Writing a Game From Scratch - Part One

In which we learn about numbers, memory and character mapped graphics

Starting With The Numbers

Before we launch into parts of the game, we need to make sure we understand how computers count. If you’re comfortable with binary, hexadecimal, bytes and words then you can skip this part. However, the way computers think about numbers is fundamental to the way they work, so this is a quick recap of the vital details.

Humans (in most western civilizations at least) count in decimal. We use the digits 0 to 9 to represent 10 unique values, which not uncoincidentally matches the number of fingers on our hands. When we run out of fingers or exceed the capacity of a single digit, we add a second digit to the left - adding a ‘tens’ column.

With two digits, we can count up to 99 (100 unique values), which is the same as 10 to the power of 2 (written as 10^2, or 10², and meaning 10 x 10). Three digits allow us to count up to 999 (10³ unique values, or 10 x 10 x 10) and so on. We call this counting base ten.

Computers do not count in base ten.

In fact computers can essentially count up to 1, and that’s it. In their circuits they can have two possible states, ‘off’ (no electricity) or ‘on’ (electricity flowing), like flicking a light switch. We can treat these two states as numbers - ‘off’ means zero, and ‘on’ means one.
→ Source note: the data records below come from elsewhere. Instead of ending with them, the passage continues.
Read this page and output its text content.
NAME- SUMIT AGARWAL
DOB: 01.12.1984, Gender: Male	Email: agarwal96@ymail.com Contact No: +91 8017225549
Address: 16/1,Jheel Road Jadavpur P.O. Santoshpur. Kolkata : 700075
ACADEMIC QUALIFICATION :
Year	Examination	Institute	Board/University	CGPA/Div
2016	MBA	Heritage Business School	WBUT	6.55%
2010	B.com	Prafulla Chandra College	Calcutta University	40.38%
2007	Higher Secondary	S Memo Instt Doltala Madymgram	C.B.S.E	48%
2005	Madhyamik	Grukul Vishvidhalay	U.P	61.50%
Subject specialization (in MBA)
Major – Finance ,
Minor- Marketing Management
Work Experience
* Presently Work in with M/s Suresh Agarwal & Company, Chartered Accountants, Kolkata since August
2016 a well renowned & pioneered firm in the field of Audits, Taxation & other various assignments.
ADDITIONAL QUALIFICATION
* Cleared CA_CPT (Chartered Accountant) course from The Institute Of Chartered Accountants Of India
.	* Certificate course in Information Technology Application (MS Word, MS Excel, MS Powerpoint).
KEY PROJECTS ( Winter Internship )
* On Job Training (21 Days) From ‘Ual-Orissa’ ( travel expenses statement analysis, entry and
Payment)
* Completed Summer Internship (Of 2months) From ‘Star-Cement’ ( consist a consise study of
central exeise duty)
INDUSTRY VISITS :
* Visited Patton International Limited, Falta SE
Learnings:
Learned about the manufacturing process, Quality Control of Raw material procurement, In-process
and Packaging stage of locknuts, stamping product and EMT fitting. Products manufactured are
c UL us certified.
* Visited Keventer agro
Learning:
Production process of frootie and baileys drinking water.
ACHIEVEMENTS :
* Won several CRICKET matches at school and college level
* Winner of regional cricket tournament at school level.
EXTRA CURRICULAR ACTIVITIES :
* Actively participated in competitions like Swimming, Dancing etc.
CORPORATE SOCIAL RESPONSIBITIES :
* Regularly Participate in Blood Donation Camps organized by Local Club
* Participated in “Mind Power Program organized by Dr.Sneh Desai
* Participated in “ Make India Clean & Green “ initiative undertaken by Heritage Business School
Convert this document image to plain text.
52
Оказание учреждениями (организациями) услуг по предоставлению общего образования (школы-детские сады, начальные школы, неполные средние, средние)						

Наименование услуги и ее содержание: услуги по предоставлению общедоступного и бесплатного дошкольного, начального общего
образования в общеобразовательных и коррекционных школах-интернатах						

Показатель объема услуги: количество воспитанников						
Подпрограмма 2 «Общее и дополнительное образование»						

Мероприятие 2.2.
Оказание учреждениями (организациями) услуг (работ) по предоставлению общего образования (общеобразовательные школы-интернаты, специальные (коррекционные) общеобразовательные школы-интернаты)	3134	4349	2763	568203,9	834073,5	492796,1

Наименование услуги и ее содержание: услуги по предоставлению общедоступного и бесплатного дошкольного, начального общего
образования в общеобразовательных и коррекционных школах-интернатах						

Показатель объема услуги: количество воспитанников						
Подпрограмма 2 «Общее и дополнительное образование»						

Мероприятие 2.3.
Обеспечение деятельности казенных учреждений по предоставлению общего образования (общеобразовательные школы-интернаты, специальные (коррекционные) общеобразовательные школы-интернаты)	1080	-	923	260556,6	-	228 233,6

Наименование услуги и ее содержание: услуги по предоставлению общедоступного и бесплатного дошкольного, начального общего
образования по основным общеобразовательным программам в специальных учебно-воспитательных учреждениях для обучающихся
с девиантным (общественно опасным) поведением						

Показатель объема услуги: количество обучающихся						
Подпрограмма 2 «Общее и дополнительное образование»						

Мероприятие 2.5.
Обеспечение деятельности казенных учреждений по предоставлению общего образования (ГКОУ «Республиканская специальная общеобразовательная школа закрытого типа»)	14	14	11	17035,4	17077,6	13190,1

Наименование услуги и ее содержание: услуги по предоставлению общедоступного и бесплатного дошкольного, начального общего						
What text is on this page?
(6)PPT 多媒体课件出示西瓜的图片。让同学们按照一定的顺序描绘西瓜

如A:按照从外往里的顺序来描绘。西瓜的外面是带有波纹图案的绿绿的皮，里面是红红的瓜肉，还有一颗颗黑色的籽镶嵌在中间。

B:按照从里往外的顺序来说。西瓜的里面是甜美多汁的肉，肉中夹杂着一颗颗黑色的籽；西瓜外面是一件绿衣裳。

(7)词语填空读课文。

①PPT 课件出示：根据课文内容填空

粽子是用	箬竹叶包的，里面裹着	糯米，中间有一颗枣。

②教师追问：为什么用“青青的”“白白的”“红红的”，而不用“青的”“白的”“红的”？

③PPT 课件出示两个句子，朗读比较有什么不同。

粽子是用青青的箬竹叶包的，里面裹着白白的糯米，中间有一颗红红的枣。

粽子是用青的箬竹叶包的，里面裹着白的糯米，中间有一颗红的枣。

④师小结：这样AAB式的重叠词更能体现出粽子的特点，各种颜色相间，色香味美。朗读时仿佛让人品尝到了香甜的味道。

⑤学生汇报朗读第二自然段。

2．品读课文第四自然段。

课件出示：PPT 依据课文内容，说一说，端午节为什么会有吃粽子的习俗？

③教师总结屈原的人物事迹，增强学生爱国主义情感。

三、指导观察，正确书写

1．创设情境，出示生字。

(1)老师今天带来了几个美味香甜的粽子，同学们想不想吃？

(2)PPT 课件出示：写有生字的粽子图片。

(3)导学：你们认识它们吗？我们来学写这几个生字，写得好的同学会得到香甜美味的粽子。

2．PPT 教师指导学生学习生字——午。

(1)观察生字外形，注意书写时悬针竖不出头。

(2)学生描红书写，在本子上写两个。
Two states, 0 and 1. Computers therefore count in base two, or binary.

A single digit on a computer is called a bit (a binary digit). When we want to count past 1, just as in decimal, we add a second digit (a bit) to the left. Instead of being a ‘tens’ column, it’s a ‘twos’ column. With two bits we can count up to 3 (four values):

Two bits

Note that the value of a binary number is just the sum of the column headings where we have a ‘1’. In the table above, ‘11’ in binary is equal to 2+1 = 3 in decimal.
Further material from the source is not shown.